Ветров почувствовал, как резко усилился в голове шум, в ушах словно колокола забили. Майор неожиданно понял, что еще мгновение — и он попытается дать в морду этому самодовольному пацану. Боясь упасть, он медленно поднялся с табурета и предпринял попытку уйти.
— Арестованный Ветров! Сидеть!! Караул! Ко мне!! — истерично закричал Тозиловский.
Дверь кабинета распахнулась, и внутрь вбежали два охранника. В руках у них были литые резиновые дубинки.
Один из них резко взмахнул рукой, и на спину Ветрова обрушился сильнейший удар. Ветров упал на каменный пол. Охранники отработанными движениями подхватили его и усадили на табурет. Видя, что арестованный падает с табурета, они остались рядом с ним, поддерживая под руки.
Следователь перевел дух и стал что-то писать в протокол допроса:
— Я пишу, что подозреваемый Ветров Роман Игоревич отказался давать показания. Подпишите, товарищи.
Охранники по очереди расписались в протоколе.
Следователь поднял трубку телефонного аппарата:
— Пусть зайдут ко мне понятые и другие участники опознания. Опознающую Багдасарову я приглашу отдельно.

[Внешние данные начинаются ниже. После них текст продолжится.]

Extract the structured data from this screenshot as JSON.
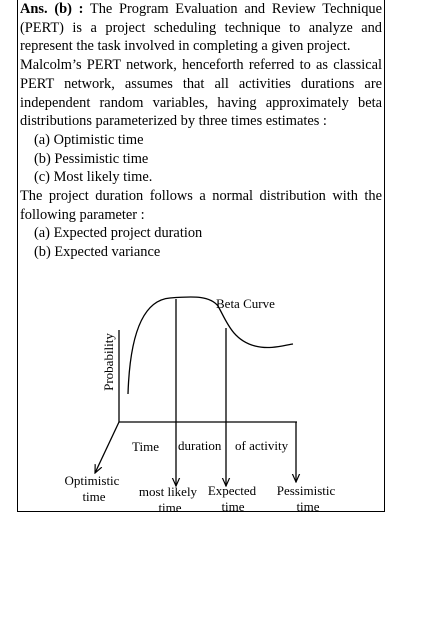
{
  "answer": {
    "label": "Ans. (b) :",
    "paragraphs": [
      "The Program Evaluation and Review Technique (PERT) is a project scheduling technique to analyze and represent the task involved in completing a given project.",
      "Malcolm’s PERT network, henceforth referred to as classical PERT network, assumes that all activities durations are independent random variables, having approximately beta distributions parameterized by three times estimates :"
    ],
    "list1": [
      "(a) Optimistic time",
      "(b) Pessimistic time",
      "(c) Most likely time."
    ],
    "paragraph3": "The project duration follows a normal distribution with the following parameter :",
    "list2": [
      "(a) Expected project duration",
      "(b) Expected variance"
    ]
  },
  "diagram": {
    "curve_label": "Beta Curve",
    "y_label": "Probability",
    "x_labels": [
      "Time",
      "duration",
      "of activity"
    ],
    "optimistic": [
      "Optimistic",
      "time"
    ],
    "most_likely": [
      "most likely",
      "time"
    ],
    "expected": [
      "Expected",
      "time"
    ],
    "pessimistic": [
      "Pessimistic",
      "time"
    ]
  }
}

В кабинет вошли пятеро мужчин. Данные двоих, как понятых, следователь внес в протокол опознания личности. Затем он вписал фамилии тех троих, которые во время опознания должны были находиться в одном строю с Ветровым. Затем следователь пригласил Багдасарову. Пока ее вели по коридорам, следователь выстроил троих граждан вдоль стены и приказал поставить в шеренгу Ветрова. Охранники буквально подтащили майора и приставили его спиной к стене… В камеру вошла молодая женщина. Увидев следователя, она улыбнулась.
— О, это вы?! Я рада вас… — Но, встретив растерянный взгляд Тозиловского и его глаза, показывающие на стоявших у стены людей, она мгновенно сориентировалась и тут же продолжила: — Я рада, что уже все это закончится и я смогу уехать к себе домой.

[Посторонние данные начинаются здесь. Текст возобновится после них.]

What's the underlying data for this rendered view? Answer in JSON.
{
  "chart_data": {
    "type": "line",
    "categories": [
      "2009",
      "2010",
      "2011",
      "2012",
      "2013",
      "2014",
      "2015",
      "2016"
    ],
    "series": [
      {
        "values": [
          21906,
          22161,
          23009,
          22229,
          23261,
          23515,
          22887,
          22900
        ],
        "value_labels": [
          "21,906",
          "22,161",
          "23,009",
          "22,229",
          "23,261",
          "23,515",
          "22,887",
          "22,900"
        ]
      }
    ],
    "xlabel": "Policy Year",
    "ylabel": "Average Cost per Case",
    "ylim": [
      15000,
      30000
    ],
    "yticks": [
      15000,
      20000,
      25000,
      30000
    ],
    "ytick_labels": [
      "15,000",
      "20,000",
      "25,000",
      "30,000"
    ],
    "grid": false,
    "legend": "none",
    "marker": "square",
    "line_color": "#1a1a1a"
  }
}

— Присаживайтесь… — Тозиловский кивнул на табурет и опустил глаза в протокол. Через несколько секунд он серьезным тоном начал задавать ей вопросы: — Ваша фамилия, имя, отчество?

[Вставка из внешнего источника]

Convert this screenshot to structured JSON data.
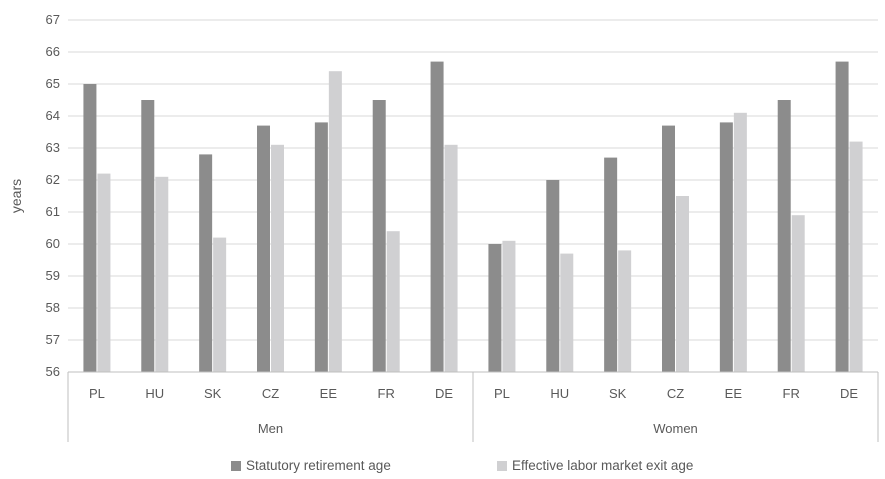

— Багдасарова… — и вдруг она недоуменно спросила: — А зачем вы спрашиваете все это у меня, когда в протоколе допроса все записано?
— Это надо для присутствующих. Они должны знать, что в процессе участвует не первая попавшая с улицы…
Но Багдасарова неожиданно прервала его громким восклицанием:
— Но вы и ваш начальник мне говорили, что никто мою фамилию не будет знать!